1992'de başlayan savaşta Bosna-Hersek'te 200 bin insan öldü. Saraybosna'ya yapılan saldırılar sonucu 11 bin Saraybosnalı yaşamını yitirdi. Bunlardan 1600'ü çocuktu. Savaş 1995'te Dayton Barış Antlaşması ile bitti. Bosna-Hersek'te ya gençleri ya da yaşlıları görüyorsunuz. Orta kuşağın büyük bölümü savaşta yaşamını yitirmiş. Tünel ziyareti bende derin duygular uyandırdı. 1992 yılı... Daha dün gibi yakın bir zamanda olan bu Sırp vahşetini televizyonlardan izlediğimde 16 yaşındaydım. Evde anneannem ve dedem ağlamıştı. O zaman pek anlam verememiştim ama şimdi ben de ağlıyorum, buna rağmen Saraybosna inatla hayata tutunmuş ve her geçen gün savaşın yaralarını daha güçlü sarıyor.

Tünel'den çıkınca yine otobüs durağına yürüdüm, hava bayağı sıcaktı. Otobüse binip yine Ilıca son durakta indim ve vakit kaybetmeden 3 no'lu tramvay yaptım. Merkez otobüs terminalinin olduğu Amerikan konsolosluk durağında indim. Otobüs terminaline gittim çünkü yarın Mostar gezim olacak. Sabah 06.00'da hareket edecek olan otobüse bilet aldım. Sabah erkenden gitmeyi istiyorum çünkü yol otobüsle yaklaşık 2 saat sürüyor. Otobüste nasıl olsa uyurum ve Mostar gezim sabah erkenden, henüz her yer tenha iken başlar düşüncesindeyim. Bu düşüncemde ne kadar haklı olduğumu Mostar bölümünde anlatacağım. Bilet alma işlemi bittikten sonra hostele doğru yürümeye başladım. Yol üzerinde karşıma çıkan ulusal müzenin görselliği etkiledi beni.

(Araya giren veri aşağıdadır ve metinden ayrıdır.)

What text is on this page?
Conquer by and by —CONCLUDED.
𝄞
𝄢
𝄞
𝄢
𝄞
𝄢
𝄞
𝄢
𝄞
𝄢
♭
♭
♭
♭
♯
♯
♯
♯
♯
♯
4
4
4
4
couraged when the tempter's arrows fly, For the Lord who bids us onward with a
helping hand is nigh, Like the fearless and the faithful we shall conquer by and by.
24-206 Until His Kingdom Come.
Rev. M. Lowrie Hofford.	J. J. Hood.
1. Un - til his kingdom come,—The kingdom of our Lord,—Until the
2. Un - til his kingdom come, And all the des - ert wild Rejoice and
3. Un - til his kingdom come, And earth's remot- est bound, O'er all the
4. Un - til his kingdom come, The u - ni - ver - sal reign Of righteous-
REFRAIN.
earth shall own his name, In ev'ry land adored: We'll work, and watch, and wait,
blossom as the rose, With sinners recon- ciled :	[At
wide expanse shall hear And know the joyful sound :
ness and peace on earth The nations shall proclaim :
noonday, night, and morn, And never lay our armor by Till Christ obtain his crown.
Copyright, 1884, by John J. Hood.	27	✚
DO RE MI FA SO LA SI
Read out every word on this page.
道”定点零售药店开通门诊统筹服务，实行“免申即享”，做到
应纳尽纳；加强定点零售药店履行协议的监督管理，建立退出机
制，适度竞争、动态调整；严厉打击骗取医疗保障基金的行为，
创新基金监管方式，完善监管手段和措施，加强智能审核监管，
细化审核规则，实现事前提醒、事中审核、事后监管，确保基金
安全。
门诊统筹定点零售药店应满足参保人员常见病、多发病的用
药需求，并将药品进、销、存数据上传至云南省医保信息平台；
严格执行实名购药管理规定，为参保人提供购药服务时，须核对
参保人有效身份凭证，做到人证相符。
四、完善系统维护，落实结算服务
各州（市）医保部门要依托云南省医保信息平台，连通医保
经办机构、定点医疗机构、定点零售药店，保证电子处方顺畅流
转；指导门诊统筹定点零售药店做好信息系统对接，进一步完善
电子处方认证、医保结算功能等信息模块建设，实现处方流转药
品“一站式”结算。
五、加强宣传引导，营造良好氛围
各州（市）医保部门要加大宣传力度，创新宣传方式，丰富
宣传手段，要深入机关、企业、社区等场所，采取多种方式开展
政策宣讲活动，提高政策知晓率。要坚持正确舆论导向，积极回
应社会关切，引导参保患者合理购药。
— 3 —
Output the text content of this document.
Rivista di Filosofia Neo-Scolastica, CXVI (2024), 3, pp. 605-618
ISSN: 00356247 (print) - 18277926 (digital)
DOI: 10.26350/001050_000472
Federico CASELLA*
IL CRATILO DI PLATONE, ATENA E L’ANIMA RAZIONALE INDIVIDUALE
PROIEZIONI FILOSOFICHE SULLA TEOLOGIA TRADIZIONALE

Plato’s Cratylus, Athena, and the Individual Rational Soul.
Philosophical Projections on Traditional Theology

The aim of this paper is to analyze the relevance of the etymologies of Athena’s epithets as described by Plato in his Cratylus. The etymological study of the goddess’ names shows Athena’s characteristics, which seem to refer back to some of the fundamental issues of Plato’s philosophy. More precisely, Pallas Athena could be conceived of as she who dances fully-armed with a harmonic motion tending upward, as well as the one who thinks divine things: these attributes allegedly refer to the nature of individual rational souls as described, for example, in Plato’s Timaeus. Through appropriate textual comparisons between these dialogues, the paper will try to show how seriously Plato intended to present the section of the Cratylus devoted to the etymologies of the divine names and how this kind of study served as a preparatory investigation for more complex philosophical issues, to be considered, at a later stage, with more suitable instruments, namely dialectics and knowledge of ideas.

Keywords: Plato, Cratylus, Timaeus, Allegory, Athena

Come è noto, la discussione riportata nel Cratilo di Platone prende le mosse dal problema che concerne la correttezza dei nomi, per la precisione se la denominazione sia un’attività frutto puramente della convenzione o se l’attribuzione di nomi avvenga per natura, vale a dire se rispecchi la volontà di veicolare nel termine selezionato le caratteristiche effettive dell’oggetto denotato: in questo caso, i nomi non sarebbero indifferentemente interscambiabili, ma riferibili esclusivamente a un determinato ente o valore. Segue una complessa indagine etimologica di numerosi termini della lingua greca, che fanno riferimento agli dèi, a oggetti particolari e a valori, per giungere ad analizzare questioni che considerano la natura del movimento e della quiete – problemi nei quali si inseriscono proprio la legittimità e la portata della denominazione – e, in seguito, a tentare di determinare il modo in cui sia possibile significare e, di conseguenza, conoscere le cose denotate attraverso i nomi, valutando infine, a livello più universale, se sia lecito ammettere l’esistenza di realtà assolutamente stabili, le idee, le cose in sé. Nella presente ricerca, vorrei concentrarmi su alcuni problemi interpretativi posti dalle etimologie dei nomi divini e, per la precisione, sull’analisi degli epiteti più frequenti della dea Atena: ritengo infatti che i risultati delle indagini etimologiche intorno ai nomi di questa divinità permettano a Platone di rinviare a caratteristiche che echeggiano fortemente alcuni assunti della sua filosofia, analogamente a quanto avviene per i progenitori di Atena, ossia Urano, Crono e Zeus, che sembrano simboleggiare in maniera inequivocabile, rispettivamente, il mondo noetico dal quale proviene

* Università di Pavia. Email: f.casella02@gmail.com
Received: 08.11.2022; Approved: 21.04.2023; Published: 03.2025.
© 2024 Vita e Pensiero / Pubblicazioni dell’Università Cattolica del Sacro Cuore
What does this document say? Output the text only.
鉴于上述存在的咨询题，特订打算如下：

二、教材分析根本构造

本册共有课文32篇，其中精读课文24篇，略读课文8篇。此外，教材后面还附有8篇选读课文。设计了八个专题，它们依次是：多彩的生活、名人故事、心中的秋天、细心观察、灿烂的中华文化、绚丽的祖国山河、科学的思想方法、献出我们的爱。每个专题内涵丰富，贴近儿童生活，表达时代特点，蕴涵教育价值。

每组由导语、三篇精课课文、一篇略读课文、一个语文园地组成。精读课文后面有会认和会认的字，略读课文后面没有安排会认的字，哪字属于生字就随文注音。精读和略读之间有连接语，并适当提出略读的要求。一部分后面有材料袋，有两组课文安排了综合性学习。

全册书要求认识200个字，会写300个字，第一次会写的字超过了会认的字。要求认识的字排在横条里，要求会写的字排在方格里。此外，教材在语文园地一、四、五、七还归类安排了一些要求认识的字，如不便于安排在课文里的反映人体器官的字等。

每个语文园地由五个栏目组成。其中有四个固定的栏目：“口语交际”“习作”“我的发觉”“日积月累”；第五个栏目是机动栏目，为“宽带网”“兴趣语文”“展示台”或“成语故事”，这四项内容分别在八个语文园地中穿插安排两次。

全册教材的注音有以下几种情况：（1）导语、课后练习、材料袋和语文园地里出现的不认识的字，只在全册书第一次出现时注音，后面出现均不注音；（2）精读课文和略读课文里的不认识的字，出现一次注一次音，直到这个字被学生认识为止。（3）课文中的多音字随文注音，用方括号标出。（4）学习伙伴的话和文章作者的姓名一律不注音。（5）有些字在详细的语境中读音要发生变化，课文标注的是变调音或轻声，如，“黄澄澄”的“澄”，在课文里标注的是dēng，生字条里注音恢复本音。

Hemen müzeye doğru yol aldım ama kapalıymış. Bir dahaki sefere dedim ve hostel yoluna doğru devam ettim. Şehir parkından geçerken Saraybosnalıların park eğlencesi olan satranç maçlarını izledim. Burada halk parklarda bulunan büyük satranç taşlarıyla müsabaka yapmaktalar. Satranç oynayarak gün içinde zamanlarını geçiriyorlar. Harika, çünkü beyin sporuyla zinde oluyorlar.

Hostele vardığımda saat neredeyse 17.00 olmuştu. Günün yorgunluğu ile bir duş aldım, bir kahve yaptım ve notlarımı yazmaya başladım. Şansıma odada benden başka kimse yok. Dün gece kaldığım odaya 6 İsveçli genç gelmişti. Oda 8 yataklı olduğundan tam bir curcuna içinde geçmişti gece. Onlar gelmeden rahat kafayla notlarımı almak istiyorum. Bu gece dışarıya çıkmayacağım. Erkenden yatıp iyi bir uyku çekmeliyim. Sabah 06.00'da Mostar otobüsüm kalkacak.